Zimbabwe’s Opposition Files Court Papers Challenging Vote Result
(Bloomberg) -- Zimbabwe’s main opposition alliance filed court papers challenging the results of last week’s presidential election.
Lawyers for the Movement for Democratic Change lodged documents at the Constitutional Court in the capital, Harare, shortly before a 4:30 p.m. deadline, MDC leader Nelson Chamisa said in a statement on Twitter on Friday. Under Zimbabwean law, the inauguration of the incoming president scheduled for Aug. 12 must be postponed until the court rules on the challenge.
“We have successfully filed our court papers,” Chamisa said. “We have a good case and cause.”
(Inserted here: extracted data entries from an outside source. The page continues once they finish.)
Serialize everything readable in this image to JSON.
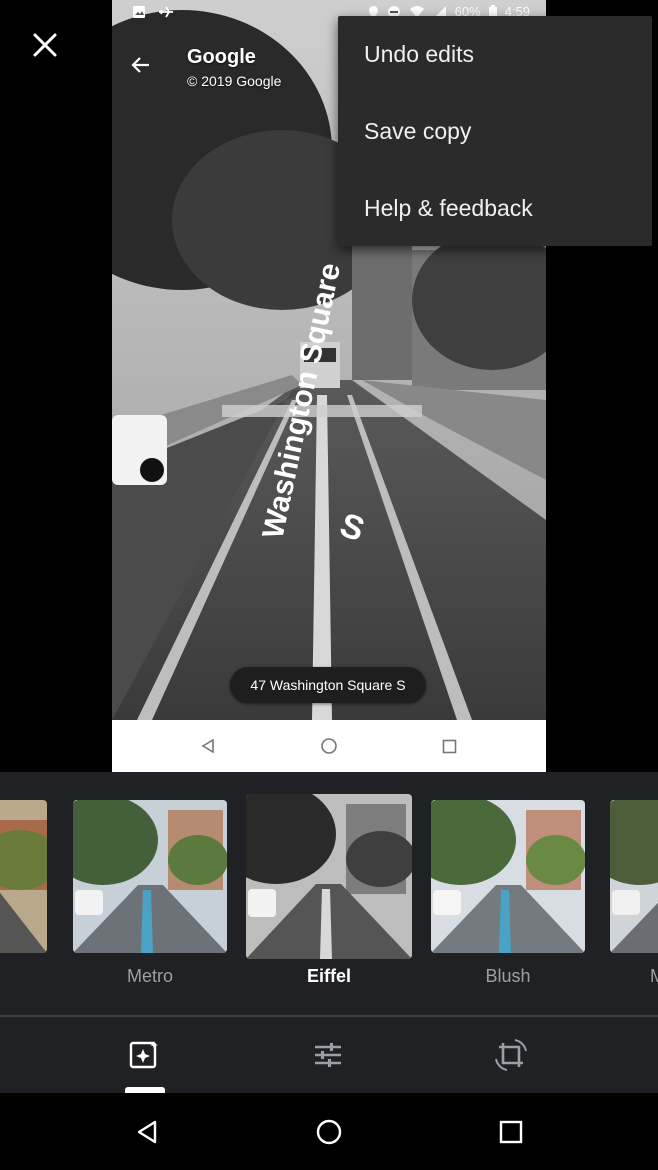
{
  "status_bar": {
    "battery": "60%",
    "time": "4:59"
  },
  "street_view": {
    "title": "Google",
    "copyright": "© 2019 Google",
    "address": "47 Washington Square S",
    "street_label": "Washington Square",
    "direction": "S"
  },
  "overflow_menu": {
    "items": [
      {
        "label": "Undo edits"
      },
      {
        "label": "Save copy"
      },
      {
        "label": "Help & feedback"
      }
    ]
  },
  "filters": {
    "items": [
      {
        "label": ""
      },
      {
        "label": "Metro"
      },
      {
        "label": "Eiffel"
      },
      {
        "label": "Blush"
      },
      {
        "label": "M"
      }
    ],
    "selected": "Eiffel"
  },
  "toolbar": {
    "tools": [
      {
        "icon": "auto-enhance-icon"
      },
      {
        "icon": "adjust-sliders-icon"
      },
      {
        "icon": "crop-rotate-icon"
      }
    ],
    "active": "auto-enhance-icon"
  },
  "colors": {
    "strip_bg": "#202124",
    "menu_bg": "#2b2b2b",
    "label_inactive": "#9aa0a6",
    "label_active": "#ffffff"
  }
}
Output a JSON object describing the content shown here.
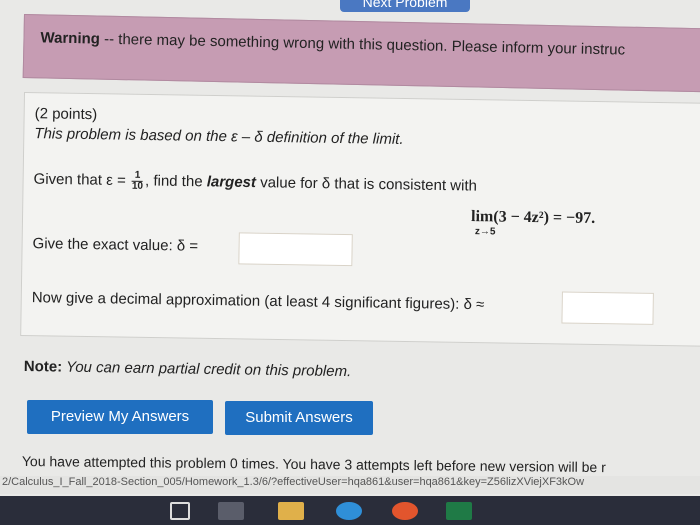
{
  "nav": {
    "next_problem": "Next Problem"
  },
  "warning": {
    "label": "Warning",
    "text": " -- there may be something wrong with this question. Please inform your instruc"
  },
  "problem": {
    "points": "(2 points)",
    "intro": "This problem is based on the ε – δ definition of the limit.",
    "given_prefix": "Given that ε = ",
    "epsilon_num": "1",
    "epsilon_den": "10",
    "given_mid": ", find the ",
    "given_bold": "largest",
    "given_suffix": " value for δ that is consistent with",
    "limit_word": "lim",
    "limit_sub": "z→5",
    "limit_expr": "(3 − 4z²) = −97.",
    "exact_prompt": "Give the exact value: δ =",
    "exact_value": "",
    "approx_prompt": "Now give a decimal approximation (at least 4 significant figures): δ ≈",
    "approx_value": ""
  },
  "note": {
    "label": "Note:",
    "text": " You can earn partial credit on this problem."
  },
  "buttons": {
    "preview": "Preview My Answers",
    "submit": "Submit Answers"
  },
  "attempts": "You have attempted this problem 0 times. You have 3 attempts left before new version will be r",
  "url": "2/Calculus_I_Fall_2018-Section_005/Homework_1.3/6/?effectiveUser=hqa861&user=hqa861&key=Z56lizXViejXF3kOw",
  "colors": {
    "warning_bg": "#c69cb3",
    "button_bg": "#1f6fc0",
    "taskbar": "#2a2d3a"
  }
}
Zimbabwe’s Justice Minister Ziyambi Ziyambi said “for now it seems the inauguration is off,” citing reports that the MDC had petitioned the Constitutional Court, in a phone interview Friday.
The Zimbabwe Electoral Commission declared incumbent President Emmerson Mnangagwa the winner of the July 30 vote with 50.8 percent of the ballots cast, enough for him to avoid a run-off. The MDC says the vote was rigged and that Chamisa, who officially obtained 44 percent, should have been declared president.
Western and local observers said while the campaign and vote were largely peaceful, the electoral process was badly flawed. The dispute over the election outcome triggered demonstrations in Harare that led to the deaths of at least six people, when security forces fired on the protesters.